I enjoy when reading a book and it transitions from the setup of the characters and the plot, finally driving into the story. I like meeting new people, taking on new projects, and learning new skills. There is a downside to all of this newness, though. It’s possible for me to get bored with things quickly and walk out on them. Note that I rarely get a chance to listen to the entire song of “Where the Streets Have No Name.” I can abandon that newly started project; I can give up on the new skill when it comes to mastering it. Newness and novelty have a tendency to fade. Not to mention that because of my faith, I give significant value to perseverance—Peter lists perseverance as one of the marks of maturity in following Jesus (2 Peter 1:5-9). So, it’s not as if I can chalk up my love of newness to “just part of who I am” and forget about the rest.
Yet, I do see value in enjoying what is new. That joy can also be utilized to help me to keep going in the midst of challenges. Each day is an opportunity for new formation: of my character, of the projects and tasks I face, and of the goal I have for myself. My faith also plays a part here, in that the Scriptures proclaim a God whose mercy is renewed every day. That mercy is not renewed because God got bored with it from yesterday, but because that’s how He chooses to engage us. Bringing this sort of joy in new things (coupled with envisioning each day’s tasks as new opportunities) allows me to not grow tired in doing some of the same things over and over again.
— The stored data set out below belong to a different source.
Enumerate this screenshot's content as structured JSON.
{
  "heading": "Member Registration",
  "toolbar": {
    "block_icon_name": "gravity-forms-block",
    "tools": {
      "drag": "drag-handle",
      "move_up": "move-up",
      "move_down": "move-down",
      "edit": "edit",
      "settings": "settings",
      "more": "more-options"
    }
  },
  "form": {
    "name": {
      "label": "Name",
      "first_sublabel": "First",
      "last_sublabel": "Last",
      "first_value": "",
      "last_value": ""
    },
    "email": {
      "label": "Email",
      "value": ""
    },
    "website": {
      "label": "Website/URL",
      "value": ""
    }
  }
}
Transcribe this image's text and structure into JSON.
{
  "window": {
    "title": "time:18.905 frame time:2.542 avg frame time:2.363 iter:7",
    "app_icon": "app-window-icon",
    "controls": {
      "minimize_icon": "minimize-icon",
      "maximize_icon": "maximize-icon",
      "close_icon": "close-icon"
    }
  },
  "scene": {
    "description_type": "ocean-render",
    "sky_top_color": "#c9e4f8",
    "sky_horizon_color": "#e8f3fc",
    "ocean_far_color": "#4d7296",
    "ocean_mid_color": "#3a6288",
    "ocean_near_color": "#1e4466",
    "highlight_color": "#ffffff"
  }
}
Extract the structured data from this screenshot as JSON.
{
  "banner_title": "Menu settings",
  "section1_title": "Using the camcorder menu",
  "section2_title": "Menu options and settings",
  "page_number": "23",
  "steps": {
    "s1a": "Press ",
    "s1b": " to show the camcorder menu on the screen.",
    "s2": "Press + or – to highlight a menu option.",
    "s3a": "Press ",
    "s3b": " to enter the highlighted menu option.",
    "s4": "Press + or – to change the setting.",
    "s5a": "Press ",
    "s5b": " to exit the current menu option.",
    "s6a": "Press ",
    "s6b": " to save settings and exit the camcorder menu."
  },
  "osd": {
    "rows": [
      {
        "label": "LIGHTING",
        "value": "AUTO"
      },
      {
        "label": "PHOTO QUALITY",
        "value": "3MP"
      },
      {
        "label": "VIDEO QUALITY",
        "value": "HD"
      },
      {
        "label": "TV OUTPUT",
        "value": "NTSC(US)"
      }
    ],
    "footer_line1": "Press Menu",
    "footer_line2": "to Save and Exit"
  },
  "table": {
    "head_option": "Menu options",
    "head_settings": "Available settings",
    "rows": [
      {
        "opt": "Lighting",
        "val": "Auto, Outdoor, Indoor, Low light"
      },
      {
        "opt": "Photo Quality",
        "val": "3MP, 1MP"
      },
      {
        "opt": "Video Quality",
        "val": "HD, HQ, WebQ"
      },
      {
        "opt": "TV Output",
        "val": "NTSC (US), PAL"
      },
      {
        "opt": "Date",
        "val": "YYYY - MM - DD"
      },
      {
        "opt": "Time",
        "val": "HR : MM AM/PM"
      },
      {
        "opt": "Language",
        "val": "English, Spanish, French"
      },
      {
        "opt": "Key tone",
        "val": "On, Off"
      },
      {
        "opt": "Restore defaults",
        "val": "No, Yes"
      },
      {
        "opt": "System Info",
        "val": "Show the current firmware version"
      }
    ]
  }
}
Maybe you’re like me, with a tendency to become bored and look for some new challenge. Maybe you come at life from the other end of the spectrum—not wanting anything new, trusting in that which has proven to be true through past performance (I have that tendency with some other things in my life). Either way, there is value in embracing the flipside—I have to adjust my way of engaging so that I can balance things out. This doesn’t change my natural inclination, but allows who God has made me to be leveraged into the areas of life where I need a more long range perspective. I mean, if I didn’t take a broader perspective on things, I don’t know that I’d still be listening to U2.